Blood from young people safe and just might help Alzheimer’s patients

  06 November 2017    Read: 825
Blood from young people safe and just might help Alzheimer’s patients
Can a little fresh blood reverse the damage of Alzheimer’s disease?, NBC reports
Researchers trying to answer the question say they found the treatments are at least safe. And they got a tiny hint that they just may help.

The team at Stanford University found that infusions of plasma from healthy young men didn’t hurt the 18 Alzheimer’s patients who got them. And a few of the patients seemed to do a little better in the skills of everyday living, although memory and thinking skills were not affected.

This does not mean that blood transfusions could treat Alzheimer’s disease, researchers cautioned. The study is a very long way from showing that. But it does show it’s worth going forward with more tests, said Dr. Sharon Sha, who ran the test program at Stanford.

“Although it’s very exciting, it is very early days,” added Sha.

“We need to do the next steps to understand what is in the young plasma.”

Plasma is the liquid part of blood, with the red cells and immune cells removed.

The researchers were working off earlier studies from the lab of Tony Wyss-Coray at Stanford, who found that infusing young human plasma into old mice seemed to perk them up. The work made headlines and launched a company, Alkahest, that’s working to develop young human plasma into treatments for aging-related diseases.

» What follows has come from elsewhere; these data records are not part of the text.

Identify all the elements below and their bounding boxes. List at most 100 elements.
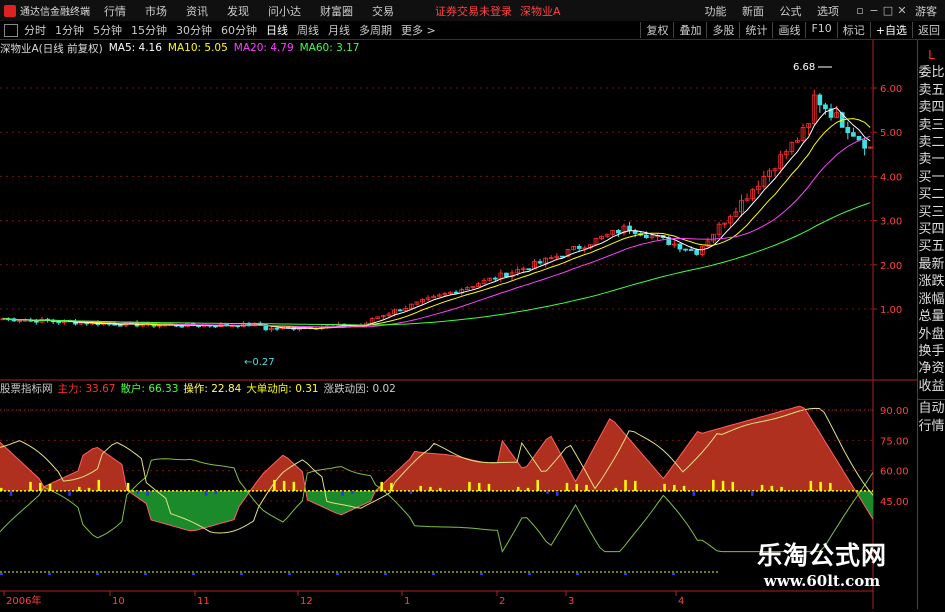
menu-new-page[interactable]: 新面 [742, 5, 764, 18]
side-item-9[interactable]: 买四 [918, 221, 945, 238]
tool-f10[interactable]: F10 [805, 22, 836, 38]
side-item-4[interactable]: 卖二 [918, 134, 945, 151]
date-label: 10 [112, 596, 125, 607]
side-mark: L [928, 48, 935, 62]
candle-body [453, 291, 459, 294]
indicator-name: 股票指标网 [0, 382, 53, 395]
period-60min[interactable]: 60分钟 [221, 22, 257, 38]
minimize-icon[interactable]: − [867, 4, 881, 17]
menu-discover[interactable]: 发现 [227, 3, 249, 19]
period-more[interactable]: 更多 > [401, 22, 436, 38]
momentum-bar [672, 573, 675, 575]
side-tab-auto[interactable]: 自动 [918, 399, 945, 417]
side-item-1[interactable]: 卖五 [918, 82, 945, 99]
price-label: 1.00 [880, 305, 902, 316]
big-order-bar [682, 485, 686, 491]
maximize-icon[interactable]: □ [881, 4, 895, 17]
side-item-16[interactable]: 换手 [918, 343, 945, 360]
kline-chart[interactable]: 6.00 5.00 4.00 3.00 2.00 1.00 90.00 75.00 60.00 4… [0, 40, 918, 609]
side-item-0[interactable]: 委比 [918, 64, 945, 81]
momentum-bar [0, 573, 3, 575]
momentum-bar [192, 573, 195, 575]
current-stock: 深物业A [520, 4, 561, 18]
side-item-7[interactable]: 买二 [918, 186, 945, 203]
big-order-bar [380, 481, 383, 491]
side-item-6[interactable]: 买一 [918, 169, 945, 186]
big-order-bar-neg [146, 490, 149, 496]
candle-body [117, 324, 123, 327]
legend-title: 深物业A(日线 前复权) [0, 42, 103, 55]
layout-toggle-icon[interactable] [4, 23, 18, 37]
period-15min[interactable]: 15分钟 [131, 22, 167, 38]
tool-adjust[interactable]: 复权 [640, 22, 673, 38]
big-order-bar [39, 482, 42, 491]
momentum-bar [336, 573, 339, 575]
tool-draw[interactable]: 画线 [772, 22, 805, 38]
menu-formula[interactable]: 公式 [780, 5, 802, 18]
big-order-bar [516, 486, 520, 491]
tool-overlay[interactable]: 叠加 [673, 22, 706, 38]
side-item-13[interactable]: 涨幅 [918, 291, 945, 308]
period-5min[interactable]: 5分钟 [93, 22, 122, 38]
close-icon[interactable]: ✕ [895, 4, 909, 17]
menu-function[interactable]: 功能 [705, 5, 727, 18]
side-item-18[interactable]: 收益 [918, 378, 945, 395]
side-item-3[interactable]: 卖三 [918, 117, 945, 134]
tool-mark[interactable]: 标记 [836, 22, 870, 38]
period-multi[interactable]: 多周期 [359, 22, 392, 38]
momentum-bar [288, 573, 291, 575]
date-label: 2 [499, 596, 505, 607]
side-item-14[interactable]: 总量 [918, 308, 945, 325]
restore-icon[interactable]: ▫ [853, 4, 867, 17]
window-controls: ▫ − □ ✕ [853, 4, 909, 17]
momentum-bar [432, 573, 435, 575]
app-logo-icon [4, 4, 16, 17]
menu-wealth[interactable]: 财富圈 [320, 3, 353, 19]
user-label[interactable]: 游客 [915, 3, 937, 19]
side-item-8[interactable]: 买三 [918, 204, 945, 221]
side-item-12[interactable]: 涨跌 [918, 273, 945, 290]
ma5-line [2, 107, 871, 330]
price-label: 5.00 [880, 128, 902, 139]
watermark-title: 乐淘公式网 [756, 541, 887, 570]
menu-ask[interactable]: 问小达 [268, 3, 301, 19]
big-order-bar [565, 482, 569, 491]
side-item-10[interactable]: 买五 [918, 238, 945, 255]
tool-add-favorite[interactable]: +自选 [869, 22, 912, 38]
side-item-15[interactable]: 外盘 [918, 326, 945, 343]
side-item-5[interactable]: 卖一 [918, 151, 945, 168]
candle-body [179, 325, 185, 328]
chart-area[interactable]: 6.00 5.00 4.00 3.00 2.00 1.00 90.00 75.00 60.00 4… [0, 40, 918, 609]
tool-multi[interactable]: 多股 [706, 22, 739, 38]
broker-status[interactable]: 证券交易未登录 [435, 3, 512, 19]
indicator-legend: 股票指标网 主力: 33.67 散户: 66.33 操作: 22.84 大单动向… [0, 380, 401, 396]
candle-body [560, 255, 565, 258]
candle-body [862, 139, 867, 149]
side-tab-quote[interactable]: 行情 [918, 418, 945, 435]
candle-body [643, 234, 649, 238]
side-item-11[interactable]: 最新 [918, 256, 945, 273]
date-label: 4 [678, 596, 684, 607]
big-order-bar [477, 482, 481, 491]
period-tick[interactable]: 分时 [24, 22, 46, 38]
period-week[interactable]: 周线 [297, 22, 319, 38]
period-30min[interactable]: 30分钟 [176, 22, 212, 38]
menu-market[interactable]: 市场 [145, 3, 167, 19]
menu-trade[interactable]: 交易 [372, 3, 394, 19]
momentum-bar [48, 573, 51, 575]
period-1min[interactable]: 1分钟 [55, 22, 84, 38]
side-item-2[interactable]: 卖四 [918, 99, 945, 116]
tool-back[interactable]: 返回 [912, 22, 945, 38]
candle-body [677, 243, 683, 250]
tool-stats[interactable]: 统计 [739, 22, 772, 38]
menu-quotes[interactable]: 行情 [104, 3, 126, 19]
side-item-17[interactable]: 净资 [918, 360, 945, 377]
menu-options[interactable]: 选项 [817, 5, 839, 18]
big-order-bar [721, 480, 725, 491]
big-order-bar [770, 485, 774, 491]
price-label: 4.00 [880, 172, 902, 183]
period-day[interactable]: 日线 [266, 22, 288, 38]
legend-operation: 操作: 22.84 [183, 382, 242, 395]
period-month[interactable]: 月线 [328, 22, 350, 38]
menu-news[interactable]: 资讯 [186, 3, 208, 19]
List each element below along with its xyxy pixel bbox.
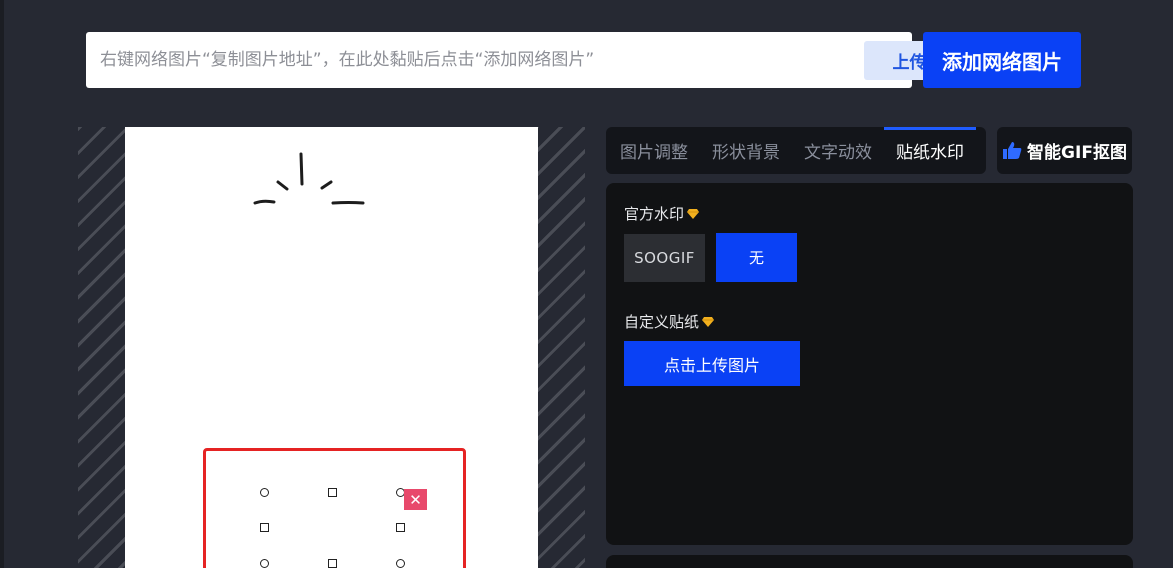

Alkahest plans to move forward with formal clinical trials in 40 volunteers next year, said Joe McCracken, vice president for development at the company.

"We do have a study with what we think is a commercially viable product that will start early next year," McCracken said.

Stanford was doing what’s called a proof of concept trial, just to check the safety of the treatment, in 18 volunteers with moderate Alzheimer’s disease.

At first they did what’s called a blinded trial --- treating half the patients with real plasma, and giving half the patients a sham infusion, with no one knowing which patient got the real treatment. Then they swapped the two sides.

Later, because it was taking so much time and effort, they cut the trial to just nine people and all nine knew they were getting the real thing – a unit of plasma, once a week for a month, from healthy young men under the age of 30.

There was no measurable effect on memory or thinking, the team told the Clinical Trials on Alzheimer’s Disease conference in Boston. But Sha said on two measurements of function there was a difference in answers the caregivers gave on a questionnaire.

“Anecdotally, when I saw these patients and caregivers, those that did say they had an improvement…they might have said things like ‘they are more engaged’, ‘they are participating on conversations more’,” she said.

But that doesn’t mean there really was an effect. You just cannot tell with a trial of only 18 people.

“I worry that people would take this information and say, ‘I need to get this. I need to get young blood.’ It’s important to understand the science behind this first,” Sha said.

More than 5 million Americans have Alzheimer’s, and this number is expected to grow as the population ages. There’s no cure, and treatments that have looked promising have flopped in big trials.

“There are things you can do but right now there is no drug that is actually going to slow down the progression of the brain disease in Alzheimer’s,” said Keith Fargo, director of scientific programs for the Alzheimer’s Association.

But Fargo called the findings intriguing.

“They showed it was safe and tolerable treatment at least for this small number of people,” Fargo said.

Sha says it’s not clear what might be found in plasma from young people that might help the symptoms of Alzheimer’s. “There is a theory that there is an inflammatory process that is driving the disease and the plasma is helping that,” she said.

Any actual treatment would not involve whole plasma, McCracken said.

He said the company has developed a safer plasma product that has blood clotting factors removed, as well as immunoglobulin. Whole plasma must be matched to blood type.

And, McCracken says, the company is working to figure out just what it is in the plasma that might affect aging and disease.